Billy Tully sobrevive trabajando como jornalero en los campos de recolección o en conserveras, a disposición de pagas eventuales. En tanto Ernie se entretiene con su novia Faye (Candy Clark), antes de decidir si desea el compromiso de formar un hogar. Por su parte, John Huston prefiere elaborar escenas de larga duración, o set-pieces, como la de Billy y su amiga Oma (Susan Tyrrell) en un oscuro bar, y luego, en el exterior, en una calleja no menos desalentadora. Golpe de efecto del maestro es que, durante el combate final, o mejor dicho, último de la película, Huston intercale un plano detalle de los ojos de Billy. No hay ilusión en ellos.


Más que enfrentarse Oma, Ernie o Billy a la vida, la vida no sabe cómo gestionarlos a ellos. Un combate aquí, un combate allá. Pero el gran combate vital siempre queda postergado.

Sus vidas corren paralelas, pero no juntas.

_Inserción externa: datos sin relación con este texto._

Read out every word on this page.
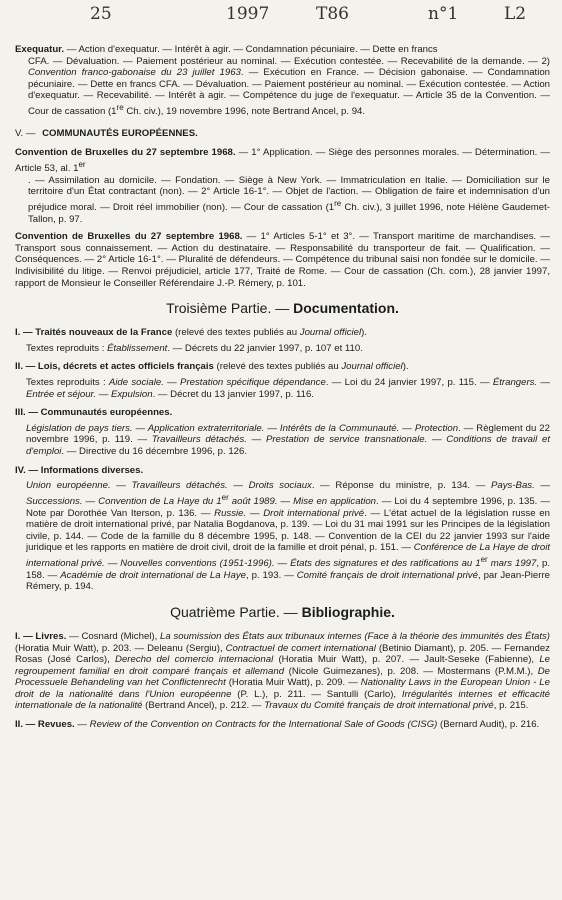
25	1997	T86	n°1	L2
Exequatur. — Action d'exequatur. — Intérêt à agir. — Condamnation pécuniaire. — Dette en francs
CFA. — Dévaluation. — Paiement postérieur au nominal. — Exécution contestée. — Recevabilité de la demande. — 2) Convention franco-gabonaise du 23 juillet 1963. — Exécution en France. — Décision gabonaise. — Condamnation pécuniaire. — Dette en francs CFA. — Dévaluation. — Paiement postérieur au nominal. — Exécution contestée. — Action d'exequatur. — Recevabilité. — Intérêt à agir. — Compétence du juge de l'exequatur. — Article 35 de la Convention. — Cour de cassation (1re Ch. civ.), 19 novembre 1996, note Bertrand Ancel, p. 94.
V. — COMMUNAUTÉS EUROPÉENNES.
Convention de Bruxelles du 27 septembre 1968. — 1° Application. — Siège des personnes morales. — Détermination. — Article 53, al. 1er
. — Assimilation au domicile. — Fondation. — Siège à New York. — Immatriculation en Italie. — Domiciliation sur le territoire d'un État contractant (non). — 2° Article 16-1°. — Objet de l'action. — Obligation de faire et indemnisation d'un préjudice moral. — Droit réel immobilier (non). — Cour de cassation (1re Ch. civ.), 3 juillet 1996, note Hélène Gaudemet-Tallon, p. 97.
Convention de Bruxelles du 27 septembre 1968. — 1° Articles 5-1° et 3°. — Transport maritime de marchandises. — Transport sous connaissement. — Action du destinataire. — Responsabilité du transporteur de fait. — Qualification. — Conséquences. — 2° Article 16-1°. — Pluralité de défendeurs. — Compétence du tribunal saisi non fondée sur le domicile. — Indivisibilité du litige. — Renvoi préjudiciel, article 177, Traité de Rome. — Cour de cassation (Ch. com.), 28 janvier 1997, rapport de Monsieur le Conseiller Référendaire J.-P. Rémery, p. 101.
Troisième Partie. — Documentation.
I. — Traités nouveaux de la France (relevé des textes publiés au Journal officiel).
Textes reproduits : Établissement. — Décrets du 22 janvier 1997, p. 107 et 110.
II. — Lois, décrets et actes officiels français (relevé des textes publiés au Journal officiel).
Textes reproduits : Aide sociale. — Prestation spécifique dépendance. — Loi du 24 janvier 1997, p. 115. — Étrangers. — Entrée et séjour. — Expulsion. — Décret du 13 janvier 1997, p. 116.
III. — Communautés européennes.
Législation de pays tiers. — Application extraterritoriale. — Intérêts de la Communauté. — Protection. — Règlement du 22 novembre 1996, p. 119. — Travailleurs détachés. — Prestation de service transnationale. — Conditions de travail et d'emploi. — Directive du 16 décembre 1996, p. 126.
IV. — Informations diverses.
Union européenne. — Travailleurs détachés. — Droits sociaux. — Réponse du ministre, p. 134. — Pays-Bas. — Successions. — Convention de La Haye du 1er août 1989. — Mise en application. — Loi du 4 septembre 1996, p. 135. — Note par Dorothée Van Iterson, p. 136. — Russie. — Droit international privé. — L'état actuel de la législation russe en matière de droit international privé, par Natalia Bogdanova, p. 139. — Loi du 31 mai 1991 sur les Principes de la législation civile, p. 144. — Code de la famille du 8 décembre 1995, p. 148. — Convention de la CEI du 22 janvier 1993 sur l'aide juridique et les rapports en matière de droit civil, droit de la famille et droit pénal, p. 151. — Conférence de La Haye de droit international privé. — Nouvelles conventions (1951-1996). — États des signatures et des ratifications au 1er mars 1997, p. 158. — Académie de droit international de La Haye, p. 193. — Comité français de droit international privé, par Jean-Pierre Rémery, p. 194.
Quatrième Partie. — Bibliographie.
I. — Livres. — Cosnard (Michel), La soumission des États aux tribunaux internes (Face à la théorie des immunités des États) (Horatia Muir Watt), p. 203. — Deleanu (Sergiu), Contractuel de comert international (Betinio Diamant), p. 205. — Fernandez Rosas (José Carlos), Derecho del comercio internacional (Horatia Muir Watt), p. 207. — Jault-Seseke (Fabienne), Le regroupement familial en droit comparé français et allemand (Nicole Guimezanes), p. 208. — Mostermans (P.M.M.), De Processuele Behandeling van het Conflictenrecht (Horatia Muir Watt), p. 209. — Nationality Laws in the European Union - Le droit de la nationalité dans l'Union européenne (P. L.), p. 211. — Santulli (Carlo), Irrégularités internes et efficacité internationale de la nationalité (Bertrand Ancel), p. 212. — Travaux du Comité français de droit international privé, p. 215.
II. — Revues. — Review of the Convention on Contracts for the International Sale of Goods (CISG) (Bernard Audit), p. 216.
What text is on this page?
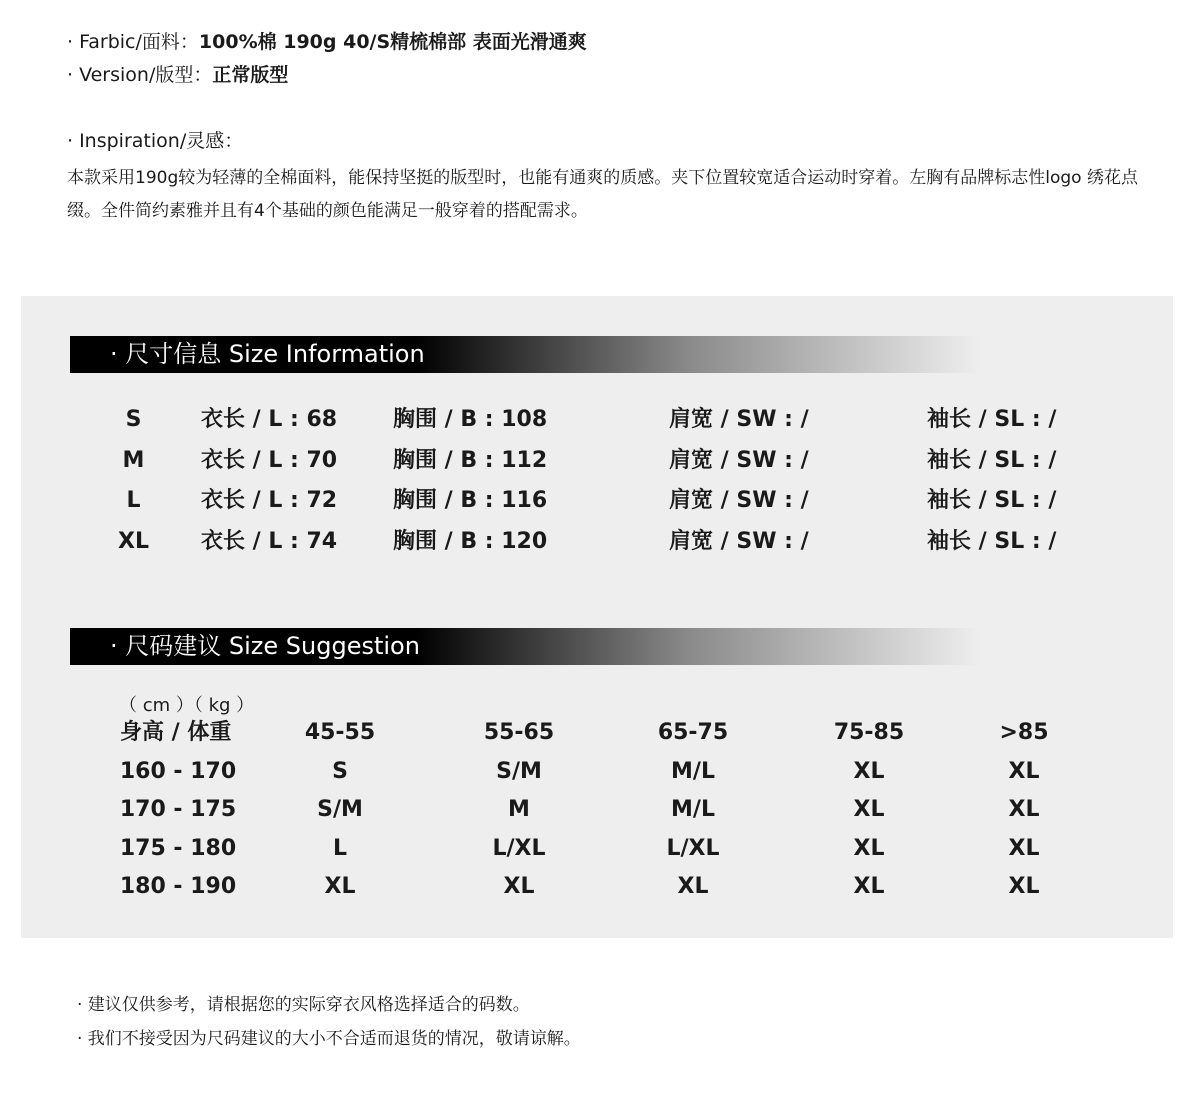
· Farbic/面料：100%棉 190g 40/S精梳棉部 表面光滑通爽
· Version/版型：正常版型
· Inspiration/灵感：
本款采用190g较为轻薄的全棉面料，能保持坚挺的版型时，也能有通爽的质感。夹下位置较宽适合运动时穿着。左胸有品牌标志性logo 绣花点缀。全件简约素雅并且有4个基础的颜色能满足一般穿着的搭配需求。
· 尺寸信息 Size Information
S	衣长 / L : 68	胸围 / B : 108	肩宽 / SW : /	袖长 / SL : /
M	衣长 / L : 70	胸围 / B : 112	肩宽 / SW : /	袖长 / SL : /
L	衣长 / L : 72	胸围 / B : 116	肩宽 / SW : /	袖长 / SL : /
XL	衣长 / L : 74	胸围 / B : 120	肩宽 / SW : /	袖长 / SL : /
· 尺码建议 Size Suggestion
（ cm ）（ kg ）
身高 / 体重	45-55	55-65	65-75	75-85	>85
160 - 170	S	S/M	M/L	XL	XL
170 - 175	S/M	M	M/L	XL	XL
175 - 180	L	L/XL	L/XL	XL	XL
180 - 190	XL	XL	XL	XL	XL
· 建议仅供参考，请根据您的实际穿衣风格选择适合的码数。
· 我们不接受因为尺码建议的大小不合适而退货的情况，敬请谅解。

Ojalá me equivoque, pero me temo que vamos a volver a encontrarnos con muchos Billies, Fayes, Omas y Ernies en adelante, en estos renovados y convulsos tiempos, ausentes de cultura y con una acuciante incertidumbre económica. La escena final de la película es brillantemente ilustrativa, incluso edificante, a este respecto. Billy congela el espacio en que se encuentra. Otro barucho. Basta con fijarse en la gente, mayor o de mediana edad, que vemos por doquier. ¿Qué vida han tenido? ¿Qué futuro les espera? ¿Habrán sido realmente jóvenes alguna vez? ¿Por qué no los imaginamos nunca así? Por otra parte, ¿sabrán los nuevos jóvenes hacer frente al futuro que les aguarda, aparte del que ellos construyan o pretendan?